En efecto, ciertos discursos que se desprenden del modelo médico hegemónico, parecen desacreditar la aptitud del psicoanálisis en lo que hace a la temática del autismo. Cito por ejemplo la siguiente referencia en Internet: “El Grupo de Estudio para los trastornos del espectro autista del Ins­tituto de Salud Carlos III (Ministerio de Sanidad Español), en su Guía de buena práctica para el tratamiento de los trastornos del espectro autis­ta, desaconseja la terapia psicodinámica como tratamiento de los TEA y destaca que el planteamiento psicoanalítico del autismo ha constituido uno de los mayores errores en la historia de la neuropsiquiatría infantil”10.

Atender a estas circunstancias nos lleva a advertir que el psicoanálisis –a propósito del autismo–, tiene aún mucho para decir, para escuchar, para investigar y para seguir formalizando.

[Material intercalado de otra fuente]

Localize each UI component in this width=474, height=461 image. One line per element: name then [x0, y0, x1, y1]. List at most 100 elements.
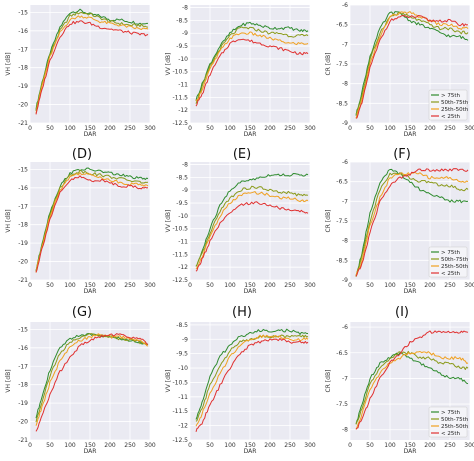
series-line-3 [35, 15, 149, 114]
y-axis-label: VV [dB] [165, 210, 172, 233]
y-tick-label: -7.5 [336, 218, 348, 225]
y-tick-label: -10 [178, 56, 188, 63]
legend-entry-label: < 25th [441, 114, 461, 120]
legend-entry-label: 50th-75th [441, 417, 469, 423]
series-line-4 [35, 333, 149, 432]
y-tick-label: -11.5 [172, 408, 188, 415]
series-line-4 [355, 168, 469, 277]
chart-panel-1: 0 50 100 150 200 250 300 -21 -20 -19 -18 -17 -16 -15 D… [5, 5, 156, 138]
x-tick-label: 250 [444, 442, 456, 449]
x-axis-label: DAR [404, 131, 417, 138]
y-tick-label: -8.5 [176, 322, 188, 329]
y-tick-label: -8 [342, 81, 348, 88]
y-tick-label: -7.5 [336, 61, 348, 68]
y-tick-label: -12.5 [172, 120, 188, 127]
x-tick-label: 250 [124, 282, 136, 289]
y-tick-label: -12 [178, 107, 188, 114]
y-tick-label: -21 [18, 120, 28, 127]
x-tick-label: 100 [224, 282, 236, 289]
series-line-4 [195, 338, 309, 432]
x-tick-label: 50 [46, 442, 54, 449]
row-label-D: (D) [72, 147, 92, 162]
legend-entry-label: < 25th [441, 271, 461, 277]
x-tick-label: 300 [464, 282, 474, 289]
series-line-1 [355, 168, 469, 277]
series-line-2 [35, 11, 149, 112]
x-tick-label: 150 [244, 125, 256, 132]
legend-entry-label: 25th-50th [441, 264, 469, 270]
x-tick-label: 50 [46, 282, 54, 289]
series-line-2 [195, 334, 309, 422]
panel-label-h: (H) [232, 305, 252, 320]
x-tick-label: 250 [444, 282, 456, 289]
series-line-3 [355, 351, 469, 430]
y-axis-label: VH [dB] [5, 209, 12, 232]
x-tick-label: 300 [304, 125, 316, 132]
y-tick-label: -15 [18, 9, 28, 16]
legend-entry-label: < 25th [441, 431, 461, 437]
x-tick-label: 0 [188, 442, 192, 449]
y-axis-label: CR [dB] [325, 53, 332, 76]
x-axis-label: DAR [244, 288, 257, 295]
x-axis-label: DAR [84, 131, 97, 138]
series-line-4 [195, 38, 309, 107]
x-tick-label: 300 [144, 442, 156, 449]
x-tick-label: 250 [284, 442, 296, 449]
y-axis-label: CR [dB] [325, 370, 332, 393]
y-tick-label: -7.5 [336, 401, 348, 408]
x-tick-label: 200 [424, 125, 436, 132]
x-axis-label: DAR [404, 288, 417, 295]
y-tick-label: -16 [18, 185, 28, 192]
legend-entry-label: 50th-75th [441, 100, 469, 106]
series-line-1 [355, 352, 469, 424]
x-tick-label: 0 [28, 282, 32, 289]
y-axis-label: CR [dB] [325, 210, 332, 233]
series-line-3 [195, 334, 309, 427]
x-tick-label: 250 [444, 125, 456, 132]
series-line-4 [195, 201, 309, 272]
x-tick-label: 0 [188, 125, 192, 132]
y-tick-label: -19 [18, 240, 28, 247]
legend-box [428, 89, 468, 121]
y-tick-label: -15 [18, 326, 28, 333]
series-line-4 [355, 330, 469, 430]
y-tick-label: -18 [18, 222, 28, 229]
series-line-4 [355, 15, 469, 119]
x-tick-label: 0 [348, 282, 352, 289]
x-tick-label: 150 [404, 282, 416, 289]
y-tick-label: -17 [18, 203, 28, 210]
x-tick-label: 300 [304, 282, 316, 289]
x-tick-label: 150 [84, 282, 96, 289]
x-tick-label: 50 [366, 125, 374, 132]
panel-label-g: (G) [72, 305, 92, 320]
y-tick-label: -9 [342, 120, 348, 127]
x-tick-label: 250 [124, 125, 136, 132]
y-tick-label: -6.5 [336, 22, 348, 29]
y-tick-label: -6.5 [336, 350, 348, 357]
y-tick-label: -21 [18, 437, 28, 444]
y-tick-label: -19 [18, 83, 28, 90]
panel-label-i: (I) [395, 305, 409, 320]
chart-panel-6: 0 50 100 150 200 250 300 -9 -8.5 -8 -7.5 -7 -6.5 -6 DA… [325, 159, 474, 295]
x-tick-label: 0 [28, 125, 32, 132]
y-axis-label: VV [dB] [165, 370, 172, 393]
series-line-2 [355, 172, 469, 276]
y-tick-label: -6 [342, 2, 348, 9]
y-tick-label: -20 [18, 102, 28, 109]
x-tick-label: 300 [464, 442, 474, 449]
legend-box [428, 246, 468, 278]
x-tick-label: 100 [224, 125, 236, 132]
y-tick-label: -17 [18, 363, 28, 370]
y-tick-label: -12 [178, 423, 188, 430]
y-tick-label: -9.5 [176, 43, 188, 50]
y-tick-label: -20 [18, 419, 28, 426]
x-tick-label: 300 [464, 125, 474, 132]
x-tick-label: 200 [264, 282, 276, 289]
x-tick-label: 150 [84, 125, 96, 132]
series-line-2 [355, 11, 469, 115]
y-tick-label: -11.5 [172, 94, 188, 101]
legend-entry-label: 25th-50th [441, 107, 469, 113]
y-tick-label: -9.5 [176, 200, 188, 207]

Es por ello que los psicoanalistas no deberíamos conceder, ni mucho menos consentir, que el autismo sea para nuestra causa, una causa perdida. Por el contrario, y habida cuenta de que esta dolencia constituye la expresión paradigmática de una falla simbólica esencial, hemos de considerar innegable, la pertinencia del psicoanálisis en lo que hace a la investigación de este padecimiento, y al trabajo clínico con el mismo, toda vez que nuestra disciplina constituye en efecto, una herramienta fundamental para no retro­ceder ante ese tipo de fenómenos, puesto que ella nos permite, no sólo pensar la problemática, sino además, abordarla adecuadamente, abarcando en forma ineluctable la dimensión subjetiva, que en muchos de los abordajes hoy en boga, podría verse dejada de lado.

“¿A qué aspiramos como analistas? ¿A adaptar al niño a un ideal social, cueste lo que cueste? ¿O más bien a contribuir con la disminución de su sofocante sufrimiento, a partir de poder propiciar en él, un trabajo psíquico elemental?
Si somos capaces de pensar al pequeño, aceptando la idea de que él es un sujeto complicado en una dificultosa tarea de constitución psíqui­ca, entonces no intentaremos ninguna maniobra, adaptativa o de apren­dizaje, que no se corresponda con el momento lógico de estructuración subjetiva en el que él se encuentra.
Precisamente, en la especificidad del psicoanálisis, está el descubrir a ese sujeto y atentos al momento lógico de estructuración subjetiva en el que éste se halla, ver la manera de acotar ese goce invasor que lo conmina a sufrir por demás”11.
____________________
1. Freud, S. “La negación” (1925) en Obras Completas, Amorrortu editores, Bue­nos Aires, 1987, vol. XIX, p.256.
2. Basso, M. J., Una aproximación psicoanalítica al Autismo. Ed. Letra Viva, Bue­nos Aires, 2013.
3. Freud, S. “Proyecto de Psicología para neurólogos” (1895) en Obras Completas, Amorrortu editores, Buenos Aires, 1988, vol. I.
4. Basso, M. J., Una aproximación psicoanalítica al Autismo. Ed. Letra Viva, Bue­nos Aires, 2013, p. 24.
5. Ibidem, p.21.
6. Ibidem, p.19.
7. Ibidem, p.175.
8. Ibidem, p.174.
9. Ibidem, p.19.
10. Extraído el 13 de agosto 2010, desde: http://es.wikipedia.org/wiki/Autismo.
11. Basso, M. J., “Una aproximación psicoanalítica al Autismo” Ed. Letra Viva, Bue­nos Aires, 2013, p.20.